Meyer comes across as a very confident writer who trusts in his craft. He writes the books he wants to read, as he believes all writers should, and considers himself his ideal reader. Meyer has a certain swagger, both in his assured prose and his demeanor, and if his writing wasn’t so damn good, that swagger might seem like arrogance. He attributes that confidence in part to parents who always supported his decisions and, in part, to knowing, “Your first draft is going to be crap, your second draft is going to be mostly crap, your twentieth draft might even be mostly crap.” Such perspective has, seemingly,
made it easier for Meyer to believe in what and how he writes. Meyer has bad days, but says, “That’s when you fake it. The point is to keep working. Whatever you say to yourself to keep you productive and actually writing is the right thing to say.”
Focusing on the work is a touchstone for Meyer, who keeps the lavish praise he receives in perspective. “That kind of praise is artistically just as damaging as really intense criticism, and equally useless. I’m much harder on my work than anyone else is,” he says. “As long as I keep doing that, my work will continue to be considered on its own merits.”
He also uses the writers he is compared to as guides. “When I’m reading my own work, I’m thinking, how does this measure up?” In the quest to measure up as best he can, Meyer completely rewrote The Son several times, even after galleys had been released.
Despite his successes, Meyer isn’t afraid to challenge himself. As he considered his second novel, he realized he didn’t know how to write a narrative that takes place over 50 years, let alone 175. It was a conscious choice, he says. “I don’t know how to do this. Let’s write a book where I am forced to learn how to do this.” Meyer was also rigorous in
his research, reading at least 350 books, mostly nonfiction, on everything from Texas folklore to Native American medicinal plant use. All the while, he was mindful about negotiating the fine balance between research and creativity. “I wrote until I hit the limit of my knowledge and wasn’t comfortable doing it anymore, then I’d stop and go off and research for a few weeks and come back and write for a few months until I ran out of knowledge again.”

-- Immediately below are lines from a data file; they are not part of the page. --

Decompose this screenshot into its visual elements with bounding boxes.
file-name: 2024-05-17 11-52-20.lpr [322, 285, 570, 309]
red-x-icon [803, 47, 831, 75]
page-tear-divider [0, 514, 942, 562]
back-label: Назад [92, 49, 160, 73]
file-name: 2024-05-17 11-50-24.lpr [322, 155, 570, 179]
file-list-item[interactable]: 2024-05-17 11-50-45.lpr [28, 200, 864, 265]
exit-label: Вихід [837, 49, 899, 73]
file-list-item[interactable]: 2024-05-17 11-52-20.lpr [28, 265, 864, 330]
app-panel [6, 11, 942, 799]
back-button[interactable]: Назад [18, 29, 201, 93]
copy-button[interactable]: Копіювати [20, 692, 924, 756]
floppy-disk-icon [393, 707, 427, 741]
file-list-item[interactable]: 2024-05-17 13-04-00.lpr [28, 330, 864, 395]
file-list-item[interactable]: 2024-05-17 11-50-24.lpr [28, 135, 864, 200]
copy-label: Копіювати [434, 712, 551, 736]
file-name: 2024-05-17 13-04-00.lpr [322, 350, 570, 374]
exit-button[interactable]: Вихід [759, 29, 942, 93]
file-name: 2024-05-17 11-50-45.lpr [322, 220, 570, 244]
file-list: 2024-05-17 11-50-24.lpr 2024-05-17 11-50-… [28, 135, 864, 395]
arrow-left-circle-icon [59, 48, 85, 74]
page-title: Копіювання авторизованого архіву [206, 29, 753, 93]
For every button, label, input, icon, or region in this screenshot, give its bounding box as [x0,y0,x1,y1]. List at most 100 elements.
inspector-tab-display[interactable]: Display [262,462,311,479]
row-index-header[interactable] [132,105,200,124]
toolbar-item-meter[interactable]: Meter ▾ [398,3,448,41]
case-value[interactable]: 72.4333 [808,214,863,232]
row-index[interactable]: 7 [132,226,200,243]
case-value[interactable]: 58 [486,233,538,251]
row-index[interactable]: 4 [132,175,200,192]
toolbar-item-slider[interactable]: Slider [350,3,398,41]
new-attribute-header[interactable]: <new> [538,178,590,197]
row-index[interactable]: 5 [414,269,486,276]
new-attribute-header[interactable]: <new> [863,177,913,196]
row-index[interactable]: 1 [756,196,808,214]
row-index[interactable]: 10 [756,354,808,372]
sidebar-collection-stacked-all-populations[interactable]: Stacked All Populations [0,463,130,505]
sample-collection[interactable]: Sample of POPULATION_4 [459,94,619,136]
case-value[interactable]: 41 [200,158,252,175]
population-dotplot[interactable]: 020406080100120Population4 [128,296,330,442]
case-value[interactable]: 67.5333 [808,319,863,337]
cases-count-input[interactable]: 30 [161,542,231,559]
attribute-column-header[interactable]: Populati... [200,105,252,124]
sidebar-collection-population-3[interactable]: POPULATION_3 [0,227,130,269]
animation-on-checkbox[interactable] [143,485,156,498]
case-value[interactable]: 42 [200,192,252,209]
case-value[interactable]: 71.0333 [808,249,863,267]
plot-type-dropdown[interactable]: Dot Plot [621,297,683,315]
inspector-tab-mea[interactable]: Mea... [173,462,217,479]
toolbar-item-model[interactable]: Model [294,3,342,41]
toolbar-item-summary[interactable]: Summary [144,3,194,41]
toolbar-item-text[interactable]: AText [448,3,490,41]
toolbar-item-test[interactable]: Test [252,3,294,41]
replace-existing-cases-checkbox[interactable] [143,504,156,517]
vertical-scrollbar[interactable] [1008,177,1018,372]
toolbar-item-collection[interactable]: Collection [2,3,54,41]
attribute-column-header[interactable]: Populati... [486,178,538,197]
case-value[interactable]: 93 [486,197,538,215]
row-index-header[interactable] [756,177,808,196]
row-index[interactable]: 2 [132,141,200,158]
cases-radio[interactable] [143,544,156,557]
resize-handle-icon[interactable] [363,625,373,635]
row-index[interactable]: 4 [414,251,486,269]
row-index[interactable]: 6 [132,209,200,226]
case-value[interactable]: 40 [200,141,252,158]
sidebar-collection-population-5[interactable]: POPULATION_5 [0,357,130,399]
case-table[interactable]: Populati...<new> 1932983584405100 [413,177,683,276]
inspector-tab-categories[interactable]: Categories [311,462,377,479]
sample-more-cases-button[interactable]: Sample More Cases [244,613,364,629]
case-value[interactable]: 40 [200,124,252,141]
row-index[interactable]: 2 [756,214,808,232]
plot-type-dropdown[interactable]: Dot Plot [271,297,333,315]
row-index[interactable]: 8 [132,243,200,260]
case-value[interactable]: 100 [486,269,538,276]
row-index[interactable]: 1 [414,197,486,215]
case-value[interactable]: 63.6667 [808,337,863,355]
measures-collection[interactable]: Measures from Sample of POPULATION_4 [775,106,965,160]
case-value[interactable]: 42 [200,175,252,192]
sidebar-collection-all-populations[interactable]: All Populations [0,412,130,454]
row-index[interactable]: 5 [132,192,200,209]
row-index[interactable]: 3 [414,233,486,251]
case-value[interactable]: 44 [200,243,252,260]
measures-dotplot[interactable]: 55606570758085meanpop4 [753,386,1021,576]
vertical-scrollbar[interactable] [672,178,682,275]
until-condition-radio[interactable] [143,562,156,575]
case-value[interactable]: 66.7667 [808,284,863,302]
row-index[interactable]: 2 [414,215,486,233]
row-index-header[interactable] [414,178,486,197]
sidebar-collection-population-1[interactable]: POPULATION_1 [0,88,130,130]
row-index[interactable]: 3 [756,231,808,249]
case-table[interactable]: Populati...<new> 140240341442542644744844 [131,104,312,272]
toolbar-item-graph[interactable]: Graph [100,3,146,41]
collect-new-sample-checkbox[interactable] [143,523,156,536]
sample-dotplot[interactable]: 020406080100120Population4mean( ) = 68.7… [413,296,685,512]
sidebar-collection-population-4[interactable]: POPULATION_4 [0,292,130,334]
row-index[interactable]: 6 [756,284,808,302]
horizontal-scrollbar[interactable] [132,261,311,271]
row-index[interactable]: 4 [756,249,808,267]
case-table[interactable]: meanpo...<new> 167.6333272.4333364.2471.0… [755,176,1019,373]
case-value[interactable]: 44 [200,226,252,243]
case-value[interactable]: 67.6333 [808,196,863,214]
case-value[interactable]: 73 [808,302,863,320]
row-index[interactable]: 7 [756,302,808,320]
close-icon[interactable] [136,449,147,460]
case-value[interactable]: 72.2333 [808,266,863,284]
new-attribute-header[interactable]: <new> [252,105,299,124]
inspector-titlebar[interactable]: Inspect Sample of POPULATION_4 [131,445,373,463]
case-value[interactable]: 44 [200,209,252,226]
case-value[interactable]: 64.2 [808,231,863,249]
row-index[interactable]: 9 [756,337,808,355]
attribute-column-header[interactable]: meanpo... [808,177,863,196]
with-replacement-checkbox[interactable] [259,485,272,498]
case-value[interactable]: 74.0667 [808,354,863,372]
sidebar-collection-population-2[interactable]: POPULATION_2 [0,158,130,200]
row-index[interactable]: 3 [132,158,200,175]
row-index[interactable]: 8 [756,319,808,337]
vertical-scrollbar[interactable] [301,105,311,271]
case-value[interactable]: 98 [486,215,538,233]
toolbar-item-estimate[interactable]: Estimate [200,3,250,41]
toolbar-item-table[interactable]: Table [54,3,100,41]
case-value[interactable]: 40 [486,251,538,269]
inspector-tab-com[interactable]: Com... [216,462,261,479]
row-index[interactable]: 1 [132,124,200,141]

If early reviews are any indication, Meyer is a fast learner. Ron Charles writes, “What a pleasure it is now to see Meyer confirm all that initial enthusiasm with a second book that’s even more ambitious, even more deeply rooted in our troublesome economic and cultural history.” Readers and critics are always in search of the next “Great American
Novel.” If Philipp Meyer has anything to say about it, they may not have to search much longer.